Wie ist es denn gestalterisch möglich, Harmonie zu gewährleisten?
Wir in der Lehre und auch im Büro sind der Überzeugung, dass das letzte Jahrhundert unter den Gestaltungsprämissen der Moderne stand. Hierzu zählte die Industrialisierung – mit den positiven Aspekten des Wohlstands und Nebenwirkungen wie der Maschinengläubigkeit. Jetzt geht es um ein philosophisches Umdenken.

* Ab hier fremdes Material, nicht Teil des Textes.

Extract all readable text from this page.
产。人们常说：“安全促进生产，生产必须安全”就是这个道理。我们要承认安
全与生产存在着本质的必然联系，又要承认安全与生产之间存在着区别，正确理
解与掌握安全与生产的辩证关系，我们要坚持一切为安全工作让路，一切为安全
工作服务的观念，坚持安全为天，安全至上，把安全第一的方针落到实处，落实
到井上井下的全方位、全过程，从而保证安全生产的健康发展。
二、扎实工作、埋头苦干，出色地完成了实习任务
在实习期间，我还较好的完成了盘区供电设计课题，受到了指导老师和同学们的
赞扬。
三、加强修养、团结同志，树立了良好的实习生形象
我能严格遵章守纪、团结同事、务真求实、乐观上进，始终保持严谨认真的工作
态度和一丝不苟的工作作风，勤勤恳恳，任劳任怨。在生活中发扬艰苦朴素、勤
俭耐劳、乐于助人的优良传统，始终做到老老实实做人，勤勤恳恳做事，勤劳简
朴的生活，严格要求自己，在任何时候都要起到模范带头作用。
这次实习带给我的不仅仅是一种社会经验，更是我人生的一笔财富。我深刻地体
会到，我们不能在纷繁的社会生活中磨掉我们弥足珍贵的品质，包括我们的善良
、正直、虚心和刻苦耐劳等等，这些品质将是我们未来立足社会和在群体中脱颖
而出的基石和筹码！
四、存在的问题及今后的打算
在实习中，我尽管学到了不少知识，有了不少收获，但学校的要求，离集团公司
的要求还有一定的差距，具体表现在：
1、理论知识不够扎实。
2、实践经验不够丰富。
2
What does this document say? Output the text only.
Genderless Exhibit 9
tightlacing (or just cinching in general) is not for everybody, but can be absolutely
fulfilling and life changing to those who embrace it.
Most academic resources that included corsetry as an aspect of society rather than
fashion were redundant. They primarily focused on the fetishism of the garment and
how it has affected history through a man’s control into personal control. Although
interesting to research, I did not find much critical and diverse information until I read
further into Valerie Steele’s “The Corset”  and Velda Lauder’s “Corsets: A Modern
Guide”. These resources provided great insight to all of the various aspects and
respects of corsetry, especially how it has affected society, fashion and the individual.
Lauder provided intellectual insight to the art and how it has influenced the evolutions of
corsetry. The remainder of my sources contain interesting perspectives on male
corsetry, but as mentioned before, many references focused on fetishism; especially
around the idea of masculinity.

Das nächste Jahrhundert wird von nachhaltigen Gestaltungsmerkmalen geprägt sein. Momentan stützt man sich in der Übergangsphase noch auf Altbekanntes, also auf Technologie. Doch wir können nicht endlos alte Technologie durch neue ersetzen – wir müssen Technologie reduzieren. Denn jede Maschine braucht Energie. Und nun fragt sich, wie wir mit weniger Energie und Maschinen dennoch höhere Lebensqualität erzielen können. Das Grundziel jeder Gesellschaft ist doch die Lebensqualität des einzelnen und die Wohlfahrt der Gesellschaft. Es wird sich eine neue Sinnlichkeit wider die männlich dominierte Technik durchsetzen.

Und woran lässt sich Ihr Ansatz der passiven Systeme am Eulachhof ablesen?
Die ganze Südfassade ist eine solare Gewinnfassade, was für das passive Konzept entscheidend ist. Wir haben in unserer Firma Glassx Solarthermie-Speichergläser entwickelt, die enorme Dämmqualitäten besitzen. Sie stabilisieren das Haus trotz hohem Glasanteil, sodass es so schwer wie ein Massivbau wird. Die im Glas integrierten Salze schmelzen und frieren – sie werden bei Sonneneinstrahlung weiß wie Schnee und bei Kälte klar wie Wasser. Und auf dem Dach haben wir uns für die effizienteste Variante – Photovoltaik – entschieden. Das sind optimal investierte Flächen. Betrachtet man sich die CO2-Bilanz der Fassade, sind wir zwischen 50 und 60 Franken pro eingesparte Tonne CO2. Das wird bald für 40 Franken möglich sein und ist nur eine Frage der Entwicklung.

Staatliche Förderung könnte diese Entwicklung beschleunigen – wenn Sie die Wahl hätten, beliebige Förderinstrumente einzuführen, welche würden Sie wählen?
Ich war Teil des Beirats einer kantonalen Energiebehörde und auch dort hat man sich richtigerweise dafür entschieden: Sanierung wird gefördert und hier sind die Förderbeiträge vielerorts auch voll zufriedenstellend. Neubauten hingegen muss und soll man nicht fördern. Hier sollten Energiestandards binnen eines fixen Zeitraums festgesetzt werden. Beispielsweise: In zehn Jahren gilt der Minergie-P-Standard für alle neuen Gebäude. Somit hat der Investor Planungssicherheit. Und wer die Mehrkosten von fünf bis zehn Prozent, die ein solches Haus braucht, nicht aufbringen kann, der sollte nicht bauen. Denn alle nicht energieeffizienten Häuser werden später ohnehin saniert, was den Besitzer noch teurer kommen kann.